Thursday, 31 December 2009

You say you want a revolution? Evidently, I don't want to change the world

Well, I feel like a big fat stinking hypocrite.

Ever since Lucie was pregnant, I've found myself getting more and more annoyed with the way fathers are treated in this country. To name but a few:

  1. A system that hardly ever asks how the man is feeling and coping whilst the woman is pregant
  2. Men completely ostrasized by health professionals (I remember when I managed to attend one of Lucie's check ups, the midwife blanked me and started asking about "your husband's family's medical history" when I was sat two feet from her)
  3. Antenatal classes usually only held during working hours. Women have a right to attend them fully paid, men have none
  4. Often ordered out of maternity units after their child has been born, sometimes even minutes after
  5. Paternity pay that pays pittance (the other day I was told to 'celebrate' as it had been raised in the budget... from £121 before tax to £123)
  6. Minimal leave for fathers, which means that they feel dislocated from childcare once they return to work, and also doesn't allow families to decide who will be the main caregiver and who will return to work
Those are just the ones that spring to mind right now.

One of the main other things that have annoyed me after child birth is the lack of support for fathers. Many groups are specifically targeted towards females, for example groups like "bosom buddies". There's a reason that they're called mother's groups. They are also without fail held during the working week. Whilst I understand the reasons for this, there is little attempt made to offer early evening groups or weekend ones. Health visitors don't like working outside office hours. When I have managed to turn up to them, two annoying things often happen:
  1. I'm told "it's nice when men take an interest" (more probably would if they were held at convenient times - I don't like this type of comment as I feel it perpetuates a myth that most dads can't be bothered with their kids)
  2. I'm completely blanked or looked at with suspicion as I'm an extremely rare male attendee
To make it worse, there was a group in our local area called "music with mummy". If that isn't a group name that says that men aren't welcome, I don't know what is. Then one day, they changed their name.

Hurrah!

Well, no. They changed it to "music with mummy or granny".

Nice one.

It was one of my bug bears, and I really moaned and moaned about it. One day the woman who organised it turned up to one of Lucie's groups to promote it, so Lucie took it upon herself to moan on my behalf. The response was "it's always been called that" (because that's the answer to all of society's ills) and "no men ever turn up anyway".

Lucie's words must have had an effect though, because shortly after they changed their name to be more inclusive.

Hurrah!

Again, no. It was now:

Music with mummy or granny
(or significant other)

Great, so I'm no longer just a sperm donor, I've been upgraded to the title of significant other. In future, I will not announce myself as Archie's father, I will announce myself as "Archie's significant other".

So I've been whinging, I've been moaning and I've been on my box moaning that someone should do something about it.

Let's move the story on slightly to get to the point. We know the local NCT chairperson quite well (the NCT are the National Childbirth Trust and organise lots of parenting meets and assistance, if you didn't know - I'm acutely aware that us parents talk a different language sometimes). Lucie is a member and has done some work with them. I've even been a hero and donned an apron to help out at one of their nearly new sales in the past (never again, those women are lethal when they're searching for a bargain).

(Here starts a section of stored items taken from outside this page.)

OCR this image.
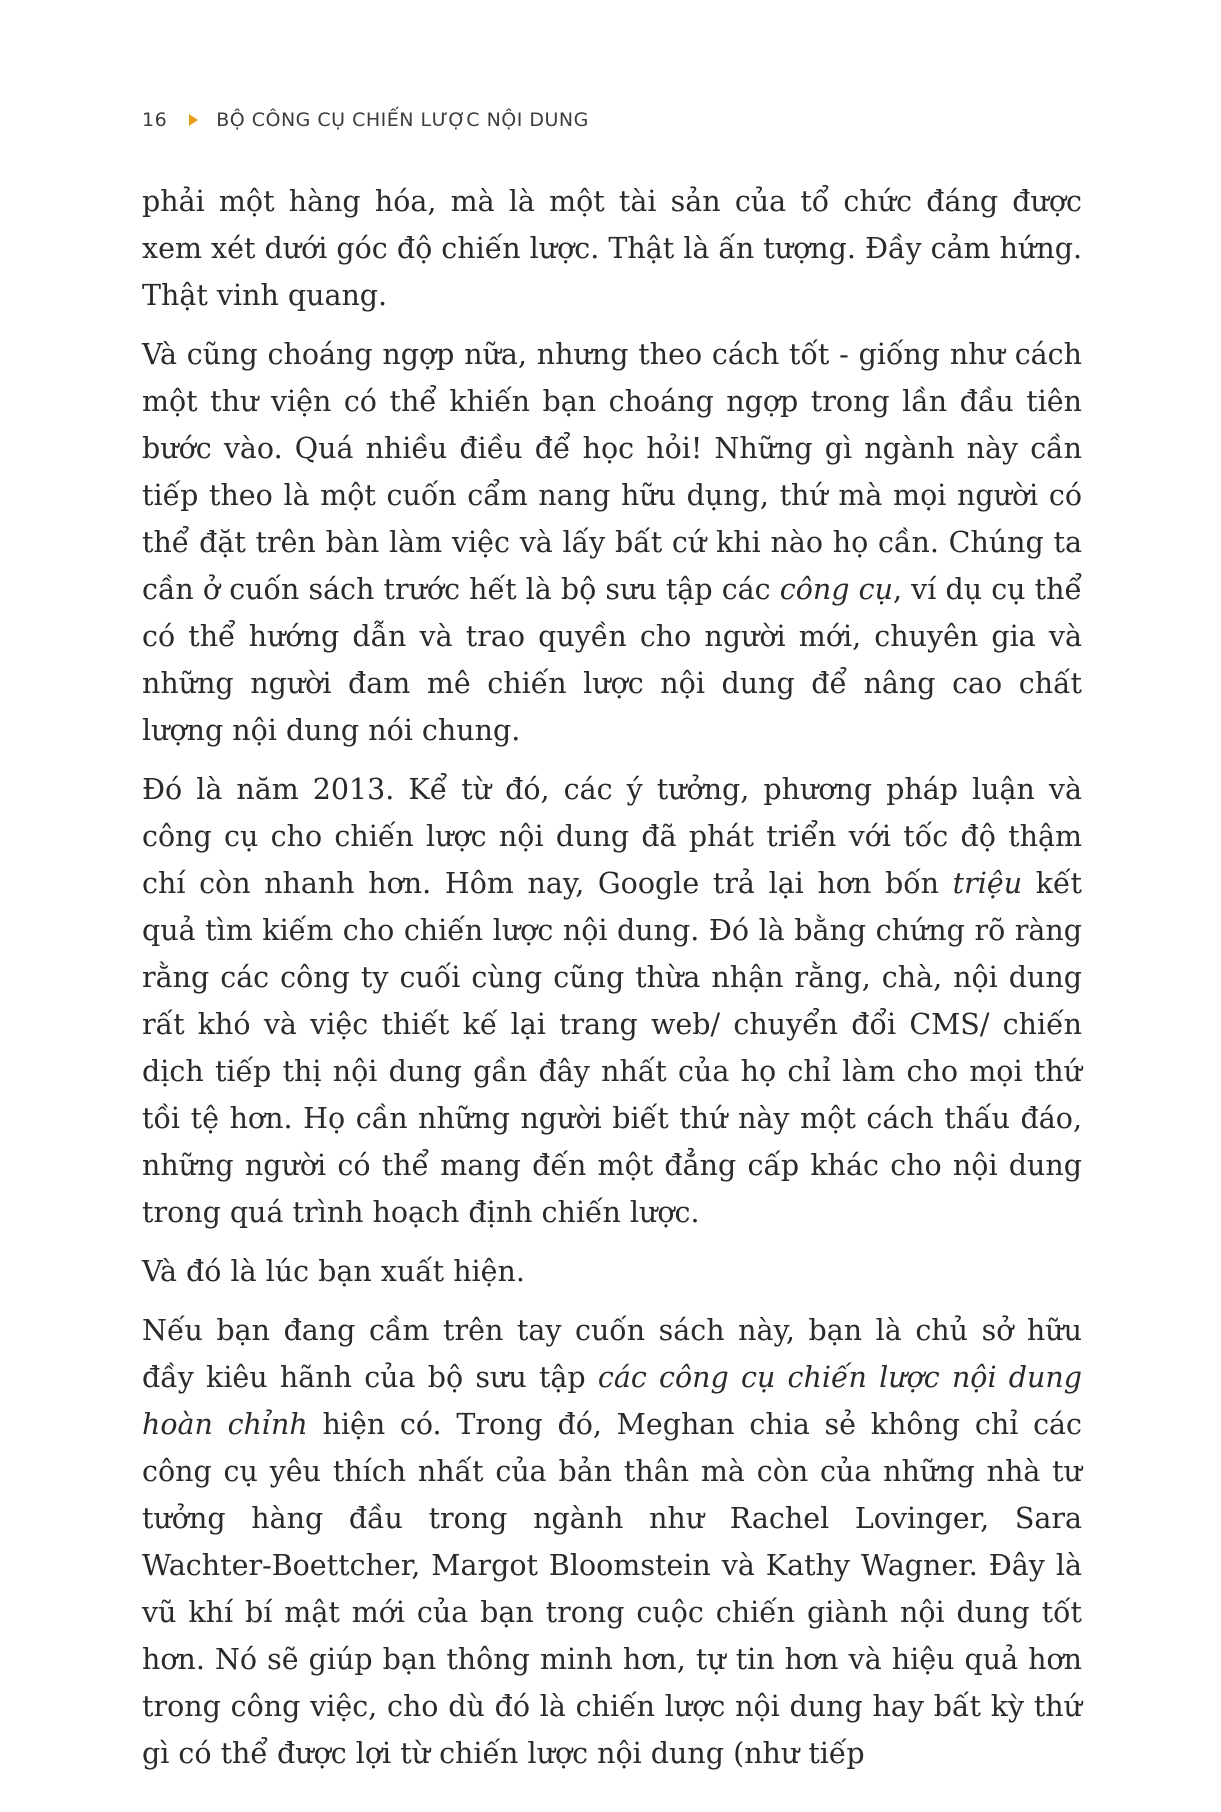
16	BỘ CÔNG CỤ CHIẾN LƯỢC NỘI DUNG

phải một hàng hóa, mà là một tài sản của tổ chức đáng được xem xét dưới góc độ chiến lược. Thật là ấn tượng. Đầy cảm hứng. Thật vinh quang.

Và cũng choáng ngợp nữa, nhưng theo cách tốt - giống như cách một thư viện có thể khiến bạn choáng ngợp trong lần đầu tiên bước vào. Quá nhiều điều để học hỏi! Những gì ngành này cần tiếp theo là một cuốn cẩm nang hữu dụng, thứ mà mọi người có thể đặt trên bàn làm việc và lấy bất cứ khi nào họ cần. Chúng ta cần ở cuốn sách trước hết là bộ sưu tập các công cụ, ví dụ cụ thể có thể hướng dẫn và trao quyền cho người mới, chuyên gia và những người đam mê chiến lược nội dung để nâng cao chất lượng nội dung nói chung.

Đó là năm 2013. Kể từ đó, các ý tưởng, phương pháp luận và công cụ cho chiến lược nội dung đã phát triển với tốc độ thậm chí còn nhanh hơn. Hôm nay, Google trả lại hơn bốn triệu kết quả tìm kiếm cho chiến lược nội dung. Đó là bằng chứng rõ ràng rằng các công ty cuối cùng cũng thừa nhận rằng, chà, nội dung rất khó và việc thiết kế lại trang web/ chuyển đổi CMS/ chiến dịch tiếp thị nội dung gần đây nhất của họ chỉ làm cho mọi thứ tồi tệ hơn. Họ cần những người biết thứ này một cách thấu đáo, những người có thể mang đến một đẳng cấp khác cho nội dung trong quá trình hoạch định chiến lược.

Và đó là lúc bạn xuất hiện.

Nếu bạn đang cầm trên tay cuốn sách này, bạn là chủ sở hữu đầy kiêu hãnh của bộ sưu tập các công cụ chiến lược nội dung hoàn chỉnh hiện có. Trong đó, Meghan chia sẻ không chỉ các công cụ yêu thích nhất của bản thân mà còn của những nhà tư tưởng hàng đầu trong ngành như Rachel Lovinger, Sara Wachter-Boettcher, Margot Bloomstein và Kathy Wagner. Đây là vũ khí bí mật mới của bạn trong cuộc chiến giành nội dung tốt hơn. Nó sẽ giúp bạn thông minh hơn, tự tin hơn và hiệu quả hơn trong công việc, cho dù đó là chiến lược nội dung hay bất kỳ thứ gì có thể được lợi từ chiến lược nội dung (như tiếp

So a few weeks ago she said to me "where are all the fathers? I need someone to start organise some groups and make them feel involved. Fancy taking it on?"

What I should type now is that I said "YES! I've been moaning about this for ages! This is the perfect outlet! A hell of a challenge but it should be fun and worth it"

So did I say that? Eh, no. I waffled about how I would love to, but I'm much too busy. And I am. I have two jobs at the moment, I finish one and then head home and work some more. I don't work the most hours compared to some people by any means, but I am pretty stretched at the minute. I'm working between 45 and 50 hours a week, not including commuting. I just couldn't fit in the organising of this and associated promotion on top.

However, ever since I have felt bad. I am more than happy to moan about this issue, but unlike others I haven't done any proactive when I've had the chance. I feel like a keyboard warrior, nothing more. Maybe I should just forget about it and move on, but I can't. It just keeps biting away at the back of my mind.